Safety and Reliability
AI systems should be tested, monitored, and governed in a manner proportionate to the harms they could cause if they fail, drift, or are misused.
Human Oversight
The greater the consequences of a decision, the greater the need for meaningful human review, intervention, and appeal.
Respect for Labour
Ethical AI extends beyond users. It includes the treatment of the workers who label data, moderate content, evaluate models, conduct red-team exercises, and maintain AI systems.
Environmental Responsibility
The benefits of AI should be weighed against its environmental costs. Organisations should understand and disclose the energy, emissions, and resource demands of material AI activities.
Public Accountability
Organisations should provide channels for complaints, scrutiny, challenge, and correction. Ethical systems welcome accountability rather than avoiding it.
Continuous Improvement
Ethics is not a one-time assessment. It is an ongoing commitment to monitoring, learning, correction, and adaptation as technology and its impacts evolve.
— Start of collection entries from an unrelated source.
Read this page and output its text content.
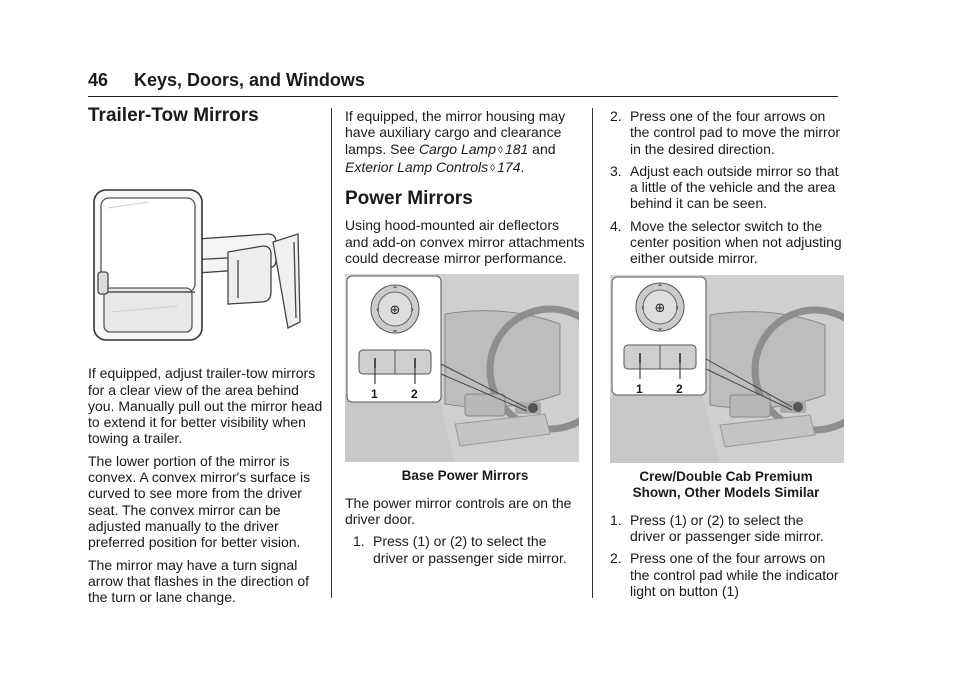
46 Keys, Doors, and Windows
Trailer-Tow Mirrors

If equipped, adjust trailer-tow mirrors for a clear view of the area behind you. Manually pull out the mirror head to extend it for better visibility when towing a trailer.

The lower portion of the mirror is convex. A convex mirror's surface is curved to see more from the driver seat. The convex mirror can be adjusted manually to the driver preferred position for better vision.

The mirror may have a turn signal arrow that flashes in the direction of the turn or lane change.

If equipped, the mirror housing may have auxiliary cargo and clearance lamps. See Cargo Lamp ◊ 181 and Exterior Lamp Controls ◊ 174.

Power Mirrors

Using hood-mounted air deflectors and add-on convex mirror attachments could decrease mirror performance.

⊕
⌃
⌄
‹	›
1	2
Base Power Mirrors

The power mirror controls are on the driver door.

1. Press (1) or (2) to select the driver or passenger side mirror.
2. Press one of the four arrows on the control pad to move the mirror in the desired direction.
3. Adjust each outside mirror so that a little of the vehicle and the area behind it can be seen.
4. Move the selector switch to the center position when not adjusting either outside mirror.
⊕
⌃
⌄
‹	›
1	2
Crew/Double Cab Premium
Shown, Other Models Similar
1. Press (1) or (2) to select the driver or passenger side mirror.
2. Press one of the four arrows on the control pad while the indicator light on button (1)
At Ethicality, ethicality is not measured by intentions. It is measured by evidence. The question is not whether an organisation claims to be responsible. The question is whether it can demonstrate responsibility through auditable governance, documented controls, independent oversight, and accountability to the public.

That is why ethics must be certifiable.

The principle

Self-regulation is not regulation. Independent certification is.